Fraser also preached in the open air, in Inverness at the Castle Hill, on the Links at Nairn, and sometimes at great open-air meetings further afield at Ardnilly and Huntly. He often welcomed Brownlow North and other itinerant preachers to Inverness, and had close fellowship with his fellow-ministers. For two or three years he was a happy, busy Free Church pastor.
That was Fraser's particular gift. He disliked the Church courts, finding them generally dull. As for General Assemblies, he soon found they were really managed by a few experts (such as Robert Rainy), rather than the Assembly itself. Fraser's dislike of ecclesiastical politics was to have its effect in due time.
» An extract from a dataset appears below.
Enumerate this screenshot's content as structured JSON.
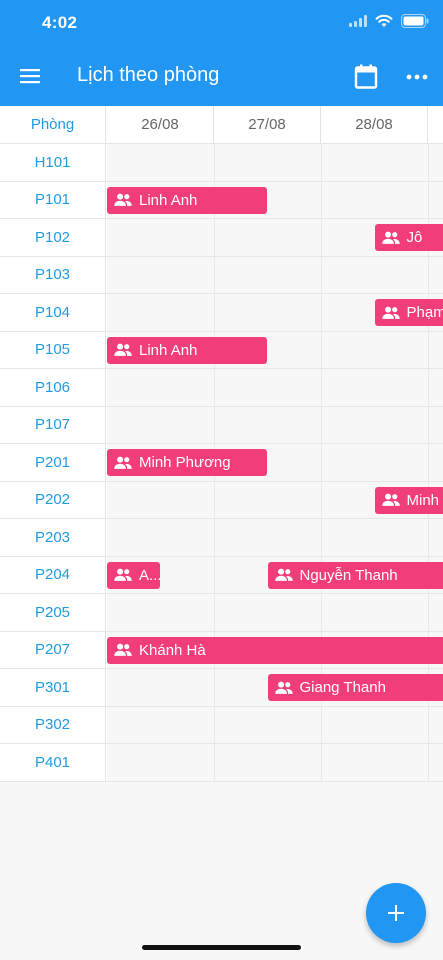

But Inverness was far from Edinburgh, and the Free High Church was to him his family. The congregation prospered and increased. They built a manse for Fraser, and the church had to be enlarged. Prosperous as the congregation was, they did not forget their responsibility to the poor, and a mission-church was proposed
. The Presbytery resisted it a first, but Rev. Archibald Cook of Daviot pressed the point, and in 1863 the Free West Church of Inverness was erected. Fraser himself did much of the mission work in the Free West until it gained its own pastor.